Stopping her crying by main strength, the girl hauled herself up into a half-sitting position and glared at the man out of her one good eye.

“You… you clod!” she stormed. “It isn’t that at all! And you know it as well as I do. It’s just that we… they… he… not a single one of them so much as… why, we might just as well have been merely that many mosquitoes — midges — worse, exactly that many perfectly innocuous saprophytic bacilli.”

“Exactly,” he agreed, sourly, and her glare changed to a look almost of surprise. “That’s precisely what we were. It’s humiliating, yes. It’s devastating and it’s frustrating. We tried to hit the Llurdi where it hurt, and they ignored us. Agreed. I don’t like it a bit better than you do; but caterwauling and being sorry for yourself isn’t going to help matters a—”

“Caterwauling! Being sorry for myself! If that’s what you think, you can…”

“Stop it, Lu!” he broke in sharply, “before I have to spank your fanny to a rosy blister!”

She threw up her head in defiance; then what was almost a smile began to quirk at the corners of her battered mouth. “You can’t, Merg,” she said, much more quietly than she had said anything so far. “Look — it’s all red, green, blue, yellow, and black already. That last panel I bounced off of was no pillow, friend.”

“Llenderllon’s favor, sweetheart!” Bending over, he kissed her gingerly, then drew a deep breath of relief. “You scared me like I don’t know when I’ve been scared before.” he admitted. “We need you too much — and I love you too much — to have you go off the deep end now. Especially now, when for the first time in our lives we’re in position to do something.”

“Such as what?” Luloy’s tone was more lifeless than skeptical. “How many of our whole race are worth saving, do you think? How many Jelmi of all our worlds can be made to believe that their present way of life is anything short of perfection?”

“Very few, probably,” Mergon conceded. “As of now. But — ?”

He paused, looking around their surroundings. The spaceship, which had once been one of the Llurdi’s best, might have a few surprises for them. It was a matter for debate whether the Llurdi might not have put concealed spy devices in the rooms. On balance, however, Mergon thought not. The Llurdi operated on grander scales than that.

He said, “Luloy, listen. We tried to fight our way to freedom by attacking the Llurdi right where it hurts, in center of their power. We lost the battle. But we have what we were fighting for, don’t we? Why do you think they let us go, perfectly free?”

Luloy’s eye brightened a little, but not too much. “That’s plain enough. Since they couldn’t make us produce either new theories or children in captivity, they’re giving us what they say is complete freedom, so that we’ll produce both. How stupid do they think we are? How stupid can they get? If we could have wrecked their long eyes, yes, we could have got away clean to a planet in some other galaxy, ’way out of their range; but now? If I know anything at all, it’s that they’ll hold a tracer beam — so weak as to be practically indetectable, of course — on us forever.”

“I think you’re right,” Mergon said, and paused. Luloy looked at him questioningly and he went on, “I’m sure you are, but I don’t think it’s us they are aiming at. They’re probably taking the long view — betting that, with a life-long illusion of freedom, we’ll have children of our own free will…
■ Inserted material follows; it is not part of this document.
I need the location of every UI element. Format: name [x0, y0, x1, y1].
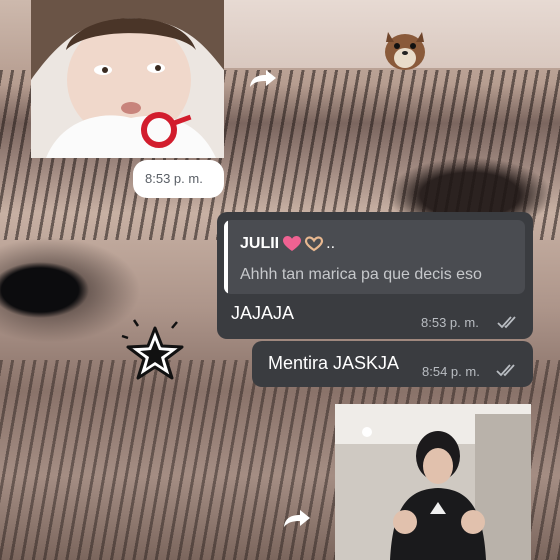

Luloy nodded thoughtfully. “And we would,” she said, definitely. “All of us would. For, after all, if we on this ship all die childless what chance is there that any other Jelmi will try it again for thousands of years? And our children would have a chance, even if we never have another.”

“True. But on the other hand, how many generations will it take for things now known to be facts to degenerate into myths? To be discredited completely, in spite of the solidest records we can make as to the truth and the danger?”

Luloy started to gnaw her lip, but winced sharply and stopped the motion. “I see what you mean. Inevitable. But you don’t seem very downcast about it, so you have an idea. Tell me, quick!”

“Yes, but I’m just hatching it; I haven’t mentioned it even to Tammon yet, so I don’t know whether it will work or not. At present a sixth-order breakthrough can’t be hidden from even a very loose surveillance. Right?”